Il team principal della Mercedes continua a condannare gli ordini di scuderia nonostante i fatti di Monza

Toto Wolff non vuole saperne di dire la verità, continuando a portare avanti la propria tesi che condanna gli ordini di scuderia.

Photo by Miguel MEDINA / AFP

Il team radio rivolto a Bottas durante il Gp di Monza sconfessa però chiaramente il team principal della Mercedes, apparso alquanto adirato davanti alle domande dei media subito dopo la gara italiana.
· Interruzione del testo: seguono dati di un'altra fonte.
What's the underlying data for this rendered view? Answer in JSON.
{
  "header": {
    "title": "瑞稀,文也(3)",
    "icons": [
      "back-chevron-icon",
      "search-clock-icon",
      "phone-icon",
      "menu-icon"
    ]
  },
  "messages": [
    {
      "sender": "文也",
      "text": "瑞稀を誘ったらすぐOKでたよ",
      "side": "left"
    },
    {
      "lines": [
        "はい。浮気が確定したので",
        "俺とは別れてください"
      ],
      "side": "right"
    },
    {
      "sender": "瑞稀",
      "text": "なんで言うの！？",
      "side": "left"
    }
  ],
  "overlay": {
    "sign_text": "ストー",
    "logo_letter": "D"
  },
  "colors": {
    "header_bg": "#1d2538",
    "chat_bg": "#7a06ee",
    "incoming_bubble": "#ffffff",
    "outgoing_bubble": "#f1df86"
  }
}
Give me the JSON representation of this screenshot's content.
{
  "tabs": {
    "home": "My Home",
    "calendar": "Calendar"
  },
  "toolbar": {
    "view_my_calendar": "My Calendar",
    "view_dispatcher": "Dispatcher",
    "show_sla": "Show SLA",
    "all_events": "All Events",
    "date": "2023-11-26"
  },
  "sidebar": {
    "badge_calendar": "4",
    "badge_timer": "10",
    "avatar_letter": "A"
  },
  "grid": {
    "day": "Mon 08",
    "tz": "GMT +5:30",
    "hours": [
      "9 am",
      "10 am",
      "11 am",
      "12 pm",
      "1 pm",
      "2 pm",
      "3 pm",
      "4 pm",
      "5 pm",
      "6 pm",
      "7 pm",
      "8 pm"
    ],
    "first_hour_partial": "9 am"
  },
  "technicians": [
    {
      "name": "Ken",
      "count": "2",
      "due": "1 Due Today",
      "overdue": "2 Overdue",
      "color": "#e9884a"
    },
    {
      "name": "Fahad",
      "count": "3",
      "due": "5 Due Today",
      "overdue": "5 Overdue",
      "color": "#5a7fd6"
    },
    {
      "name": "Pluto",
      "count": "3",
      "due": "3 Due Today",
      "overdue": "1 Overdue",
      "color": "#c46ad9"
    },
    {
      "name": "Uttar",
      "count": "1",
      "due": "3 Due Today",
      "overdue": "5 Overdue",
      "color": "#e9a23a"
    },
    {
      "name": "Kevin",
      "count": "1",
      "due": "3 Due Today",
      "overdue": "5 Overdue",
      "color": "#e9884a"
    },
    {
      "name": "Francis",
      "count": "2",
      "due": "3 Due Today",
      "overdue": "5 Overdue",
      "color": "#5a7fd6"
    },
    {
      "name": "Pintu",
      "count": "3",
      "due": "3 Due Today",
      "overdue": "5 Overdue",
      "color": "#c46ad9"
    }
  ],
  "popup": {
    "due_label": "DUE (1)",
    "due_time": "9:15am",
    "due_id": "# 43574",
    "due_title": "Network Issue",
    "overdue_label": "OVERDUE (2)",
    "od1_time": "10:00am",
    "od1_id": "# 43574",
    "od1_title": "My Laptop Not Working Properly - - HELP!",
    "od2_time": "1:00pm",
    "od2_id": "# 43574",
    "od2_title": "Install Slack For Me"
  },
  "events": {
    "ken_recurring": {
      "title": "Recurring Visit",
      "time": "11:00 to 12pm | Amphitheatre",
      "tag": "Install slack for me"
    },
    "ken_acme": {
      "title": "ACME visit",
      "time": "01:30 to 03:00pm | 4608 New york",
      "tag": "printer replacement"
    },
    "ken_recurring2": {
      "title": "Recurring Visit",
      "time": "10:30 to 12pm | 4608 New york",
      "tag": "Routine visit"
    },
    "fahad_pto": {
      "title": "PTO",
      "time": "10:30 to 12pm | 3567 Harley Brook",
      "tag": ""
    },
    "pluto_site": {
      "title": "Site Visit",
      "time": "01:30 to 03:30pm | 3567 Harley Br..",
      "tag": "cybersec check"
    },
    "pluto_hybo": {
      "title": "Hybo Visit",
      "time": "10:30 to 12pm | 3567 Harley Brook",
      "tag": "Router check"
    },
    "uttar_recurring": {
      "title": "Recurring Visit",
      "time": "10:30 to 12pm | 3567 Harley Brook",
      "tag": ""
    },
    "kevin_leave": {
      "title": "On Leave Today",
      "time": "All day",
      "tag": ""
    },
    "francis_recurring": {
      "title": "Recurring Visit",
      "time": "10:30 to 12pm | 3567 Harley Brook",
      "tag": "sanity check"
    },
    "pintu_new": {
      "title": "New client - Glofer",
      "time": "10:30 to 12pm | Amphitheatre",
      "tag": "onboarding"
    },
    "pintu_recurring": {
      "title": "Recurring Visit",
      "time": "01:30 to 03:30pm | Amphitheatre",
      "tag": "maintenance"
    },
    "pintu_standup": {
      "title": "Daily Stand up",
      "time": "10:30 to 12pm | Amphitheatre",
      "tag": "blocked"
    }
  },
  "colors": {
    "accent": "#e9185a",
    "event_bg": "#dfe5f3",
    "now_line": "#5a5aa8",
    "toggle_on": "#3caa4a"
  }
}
Intervistato da Motorsport.com, Wolff è tornato sulla questione, non prima però di parlare della situazione in casa Ferrari: “l’impressione è che la ‘Rossa’ abbia qualcosa in più in qualifica che non riesce a trasferire in gara, ma non voglio andare oltre, non voglio che venga letta in un modo che si presti ad interpretazioni. Abbiamo visto che hanno una monoposto molto, molto veloce, sia in qualifica che in gara, ma non è stato possibile vedere cosa avrebbe potuto fare Sebastian se fosse stato nelle condizioni di disputare una corsa senza i danni che ha subito la sua vettura. Non possiamo sapere come sarebbe finita senza quel contatto“.

Hamilton e Bottas

Photo4/LaPresse

Il team principal della Mercedes torna poi sull’ordine di scuderia dato a Bottas: “la strategia di Valtteri non ha funzionato solo a favore di Lewis, riuscendo a tenere Kimi alle spalle, ma ha anche lavorato per la sua gara. Sapevamo che era necessario tenere Valtteri in pista il più a lungo possibile, perché aveva già perso il terzo posto nei confronti di Verstappen. L’obiettivo era quello di metterlo nelle condizioni di poter essere in pista nelle fasi finali di gara con delle gomme molto più fresche rispetto a Max. Non mi piacciono gli ordini di squadra, non sono belli e non fanno bene allo sport. Lewis non pretende nulla e Valtteri non vuole rinunciare a nulla. Abbiamo discusso prima della gara di vari scenari possibili, e non è stato necessario chiedere nulla, vedremo poi cosa accadrà a Singapore. Voglio augurarmi di poter posticipare questa possibilità il più lontano possibile“.